0

The code below should:

  • iterate over a sequence of strings
  • parse each one as json,
  • filter out fields whose names could not be used as an identifier in most languages
  • lowercase the rmaining names
  • serialize the result as a string

It behaves as expected on small tests, but on an 8.6M item sequence of live data the output sequence is significantly longer than the input sequence:

import org.json4s._
import org.json4s.jackson.JsonMethods._
import org.apache.spark._

val txt = sc.textFile("s3n://...")
val patt="""^[a-zA-Z]\w*$""".r.findFirstIn _
val json = (for {
         line <- txt
         JObject(children) <- parse(line)
         children2 = (for {
           JField(name, value) <- children

           // filter fields with invalid names
           // patt(name) returns Option[String]
           _ <- patt(name)

         } yield JField(name.toLowerCase, value))
} yield compact(render(JObject(children2))))

I have checked that it actually increases the number of unique items, so it is not just duplicating items.
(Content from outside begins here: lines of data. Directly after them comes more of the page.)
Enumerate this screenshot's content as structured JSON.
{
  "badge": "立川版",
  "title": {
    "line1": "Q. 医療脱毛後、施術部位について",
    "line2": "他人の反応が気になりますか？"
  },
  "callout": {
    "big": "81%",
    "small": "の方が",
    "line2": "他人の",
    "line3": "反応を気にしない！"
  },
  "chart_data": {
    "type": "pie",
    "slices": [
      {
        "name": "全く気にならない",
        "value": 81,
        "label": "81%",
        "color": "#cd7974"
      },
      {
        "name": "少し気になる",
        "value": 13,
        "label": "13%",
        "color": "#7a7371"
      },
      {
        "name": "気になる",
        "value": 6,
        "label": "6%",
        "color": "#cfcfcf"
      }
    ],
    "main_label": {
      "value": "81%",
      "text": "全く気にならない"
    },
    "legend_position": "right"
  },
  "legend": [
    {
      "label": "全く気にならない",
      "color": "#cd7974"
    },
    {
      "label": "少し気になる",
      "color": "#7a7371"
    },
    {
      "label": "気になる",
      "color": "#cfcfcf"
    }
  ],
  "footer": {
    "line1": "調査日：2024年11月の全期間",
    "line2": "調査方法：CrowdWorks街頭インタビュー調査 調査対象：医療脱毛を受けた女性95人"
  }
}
Given my understanding of Scala comprehensions & json4s, I do not see how this is possible. The large live data collection is a Spark RDD, while my tests were with an ordinary Scala Seq, but that should not make any difference.

How can json have more elements than txt in the above code?

Daniel Mahler
  • 7,653
  • 5
  • 51
  • 90

2 Answers2

1

Maybe parse(line) is returning multiple JSON objects for a single line?

lmm
  • 17,386
  • 3
  • 26
  • 37
  • That was my first thought, but using `val txt = Seq("""{"a": 1, "B": 2, " ": 3}{"c": 4}""")` in the above code only parse the first record and the return type of `parse` is `JValue` – Daniel Mahler Oct 27 '14 at 19:42
  • Wait, `parse` returns a `JValue`? And you're then `flatMap`ing over that? Are you sure that's not iterating over every field of the json value or some such? – lmm Oct 27 '14 at 21:51
  • JValue implements `map` and `flatMap`. It behaves somewhat like `Option`, `JNone` acts like `None` and the other subclasses of `JValue` act as if they were wrapped in an invisible `Some`. – Daniel Mahler Oct 27 '14 at 21:57
  • Thanks for making me double check. That is how I found the actual problem. – Daniel Mahler Oct 27 '14 at 22:13
1

I was not aware that

JObject(children) <- parse(line)

matches recursively inside the result of parse. So even though parse returns a single value, when there are nested objects, they will be returned as separate bindings for children. The answer is to use

JObject(children) = parse(line)

the correct code is:

import org.json4s._
import org.json4s.jackson.JsonMethods._
import org.apache.spark._

val txt = sc.textFile("s3n://...")
val patt="""^[a-zA-Z]\w*$""".r.findFirstIn _
val json = (for {
         line <- txt
         JObject(children) = parse(line) // CHANGED <- TO =
         children2 = (for {
           JField(name, value) <- children

           // filter fields with invalid names
           // patt(name) returns Option[String]
           _ <- patt(name)

         } yield JField(name.toLowerCase, value))
} yield compact(render(JObject(children2))))
Daniel Mahler
  • 7,653
  • 5
  • 51
  • 90